With the increase of the number of polysaccharide modified layers, the average particle size of liposomes also increased gradually, but compared with the CH monolayer modified liposomes, the absolute Zeta potential of AL-CH bilayer modified liposomes was larger and had higher dispersion stability.

Under the condition of oscillating incubation at 37 ℃, the release rates of both CGLIP and AL-CH-LIP to CUR were significantly higher than those of glutathione, and the sustained release effects of ALCH-CGLIP on CUR and glutathione were better than those of CGLIP.

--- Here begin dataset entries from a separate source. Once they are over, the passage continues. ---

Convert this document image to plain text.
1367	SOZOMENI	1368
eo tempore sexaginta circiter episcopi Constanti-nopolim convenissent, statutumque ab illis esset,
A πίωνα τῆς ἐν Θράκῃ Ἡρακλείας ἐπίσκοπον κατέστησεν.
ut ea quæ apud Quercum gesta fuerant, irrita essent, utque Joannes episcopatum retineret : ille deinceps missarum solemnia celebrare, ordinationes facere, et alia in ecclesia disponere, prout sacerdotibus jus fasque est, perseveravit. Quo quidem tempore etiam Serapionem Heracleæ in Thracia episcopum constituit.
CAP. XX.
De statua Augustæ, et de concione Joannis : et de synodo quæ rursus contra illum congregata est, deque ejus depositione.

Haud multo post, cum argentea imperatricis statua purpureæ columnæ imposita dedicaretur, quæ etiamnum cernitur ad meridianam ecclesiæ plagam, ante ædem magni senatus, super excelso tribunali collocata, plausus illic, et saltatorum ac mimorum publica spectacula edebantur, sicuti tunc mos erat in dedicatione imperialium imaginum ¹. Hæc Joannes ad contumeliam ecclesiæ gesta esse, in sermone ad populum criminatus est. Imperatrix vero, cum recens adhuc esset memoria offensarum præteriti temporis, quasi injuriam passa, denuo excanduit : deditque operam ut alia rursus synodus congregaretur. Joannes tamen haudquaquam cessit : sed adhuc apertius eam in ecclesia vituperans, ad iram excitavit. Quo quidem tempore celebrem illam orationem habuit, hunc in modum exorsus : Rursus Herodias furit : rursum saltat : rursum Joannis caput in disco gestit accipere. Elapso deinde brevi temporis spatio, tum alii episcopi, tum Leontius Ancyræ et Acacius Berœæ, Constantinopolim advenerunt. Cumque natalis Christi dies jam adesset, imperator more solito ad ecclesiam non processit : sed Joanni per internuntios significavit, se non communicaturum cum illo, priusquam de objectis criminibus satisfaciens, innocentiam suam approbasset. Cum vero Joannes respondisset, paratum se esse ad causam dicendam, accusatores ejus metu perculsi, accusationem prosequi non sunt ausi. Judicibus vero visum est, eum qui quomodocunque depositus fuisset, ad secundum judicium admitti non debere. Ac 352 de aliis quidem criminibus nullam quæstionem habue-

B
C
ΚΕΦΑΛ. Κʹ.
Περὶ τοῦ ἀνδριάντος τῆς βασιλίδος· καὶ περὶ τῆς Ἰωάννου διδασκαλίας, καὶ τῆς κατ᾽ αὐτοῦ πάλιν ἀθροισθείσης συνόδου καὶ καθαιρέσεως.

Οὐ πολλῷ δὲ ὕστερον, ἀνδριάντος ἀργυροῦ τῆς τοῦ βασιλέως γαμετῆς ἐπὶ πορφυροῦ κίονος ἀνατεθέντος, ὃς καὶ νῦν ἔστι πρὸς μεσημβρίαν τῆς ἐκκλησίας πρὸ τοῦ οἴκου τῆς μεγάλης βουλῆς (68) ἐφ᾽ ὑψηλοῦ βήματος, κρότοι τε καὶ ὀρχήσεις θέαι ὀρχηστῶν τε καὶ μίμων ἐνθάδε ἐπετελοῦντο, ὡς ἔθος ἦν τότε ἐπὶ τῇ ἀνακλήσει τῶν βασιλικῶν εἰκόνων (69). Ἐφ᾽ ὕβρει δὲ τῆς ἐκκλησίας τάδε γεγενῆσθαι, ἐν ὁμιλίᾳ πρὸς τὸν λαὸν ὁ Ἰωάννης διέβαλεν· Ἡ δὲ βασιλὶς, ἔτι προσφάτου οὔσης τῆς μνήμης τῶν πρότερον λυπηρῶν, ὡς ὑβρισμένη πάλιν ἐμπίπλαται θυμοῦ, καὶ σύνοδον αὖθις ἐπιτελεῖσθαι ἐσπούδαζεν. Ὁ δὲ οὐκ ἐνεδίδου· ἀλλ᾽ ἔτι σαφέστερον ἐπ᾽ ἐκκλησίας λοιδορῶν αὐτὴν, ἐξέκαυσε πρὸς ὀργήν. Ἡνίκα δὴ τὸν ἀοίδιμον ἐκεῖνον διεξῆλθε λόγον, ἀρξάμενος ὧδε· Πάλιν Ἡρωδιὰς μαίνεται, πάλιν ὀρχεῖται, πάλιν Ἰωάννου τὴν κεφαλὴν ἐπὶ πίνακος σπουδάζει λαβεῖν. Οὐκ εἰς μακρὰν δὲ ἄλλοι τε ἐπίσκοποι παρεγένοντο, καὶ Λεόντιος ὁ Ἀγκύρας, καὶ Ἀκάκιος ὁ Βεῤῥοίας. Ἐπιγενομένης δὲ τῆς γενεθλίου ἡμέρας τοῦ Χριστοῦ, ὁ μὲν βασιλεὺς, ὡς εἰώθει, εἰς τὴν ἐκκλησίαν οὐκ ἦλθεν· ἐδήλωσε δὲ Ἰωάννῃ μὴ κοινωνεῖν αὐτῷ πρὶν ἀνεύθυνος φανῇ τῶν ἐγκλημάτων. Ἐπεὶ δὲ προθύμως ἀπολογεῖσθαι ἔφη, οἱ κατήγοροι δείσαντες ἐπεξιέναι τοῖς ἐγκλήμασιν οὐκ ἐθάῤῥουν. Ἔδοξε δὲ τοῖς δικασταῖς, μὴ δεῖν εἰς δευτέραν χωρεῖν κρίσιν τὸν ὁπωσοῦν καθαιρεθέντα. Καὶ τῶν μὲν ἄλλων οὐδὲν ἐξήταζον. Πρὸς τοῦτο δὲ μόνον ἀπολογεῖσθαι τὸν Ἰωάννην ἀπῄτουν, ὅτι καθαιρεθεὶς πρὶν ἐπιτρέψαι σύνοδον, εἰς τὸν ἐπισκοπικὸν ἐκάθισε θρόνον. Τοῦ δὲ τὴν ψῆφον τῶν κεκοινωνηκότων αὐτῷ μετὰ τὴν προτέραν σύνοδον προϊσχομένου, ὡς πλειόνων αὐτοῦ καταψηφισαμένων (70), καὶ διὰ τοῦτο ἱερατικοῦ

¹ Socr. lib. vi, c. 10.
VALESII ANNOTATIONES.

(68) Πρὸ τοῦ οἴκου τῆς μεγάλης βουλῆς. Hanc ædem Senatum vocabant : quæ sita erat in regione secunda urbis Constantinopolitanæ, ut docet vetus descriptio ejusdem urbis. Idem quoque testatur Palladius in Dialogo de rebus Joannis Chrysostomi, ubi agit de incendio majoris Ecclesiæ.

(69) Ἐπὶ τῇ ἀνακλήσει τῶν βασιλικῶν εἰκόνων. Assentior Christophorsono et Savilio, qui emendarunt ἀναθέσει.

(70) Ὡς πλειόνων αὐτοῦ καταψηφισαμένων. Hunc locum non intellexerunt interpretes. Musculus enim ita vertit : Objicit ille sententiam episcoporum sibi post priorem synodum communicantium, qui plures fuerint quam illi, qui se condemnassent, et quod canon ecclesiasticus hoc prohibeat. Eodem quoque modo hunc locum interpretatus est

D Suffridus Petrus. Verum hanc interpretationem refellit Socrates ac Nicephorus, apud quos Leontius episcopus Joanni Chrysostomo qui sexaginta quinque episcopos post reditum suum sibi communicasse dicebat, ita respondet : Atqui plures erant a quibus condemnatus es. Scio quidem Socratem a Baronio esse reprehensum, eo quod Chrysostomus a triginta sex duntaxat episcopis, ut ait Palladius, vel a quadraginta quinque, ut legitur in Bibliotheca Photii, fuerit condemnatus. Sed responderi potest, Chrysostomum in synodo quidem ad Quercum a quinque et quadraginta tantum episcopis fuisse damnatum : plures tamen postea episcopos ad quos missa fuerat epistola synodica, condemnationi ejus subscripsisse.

The denaturation temperature of al-CH-CGLIP during heating is slightly higher than that of unmodified liposomes, but the mass loss rate is significantly lower than that of unmodified liposomes, indicating that AL-CH double-layer modification can increase the thermal stability of liposomes to a certain extent.

This study elucidates the effects of CUR and glutathione co-embedding and AL-CH double-layer modification on the embedding rate, slow release and stability of nano-liposomes, which can provide certain reference value for the development of novel functional foods or drugs containing hydrophobic and hydrophilic active substances at the same time.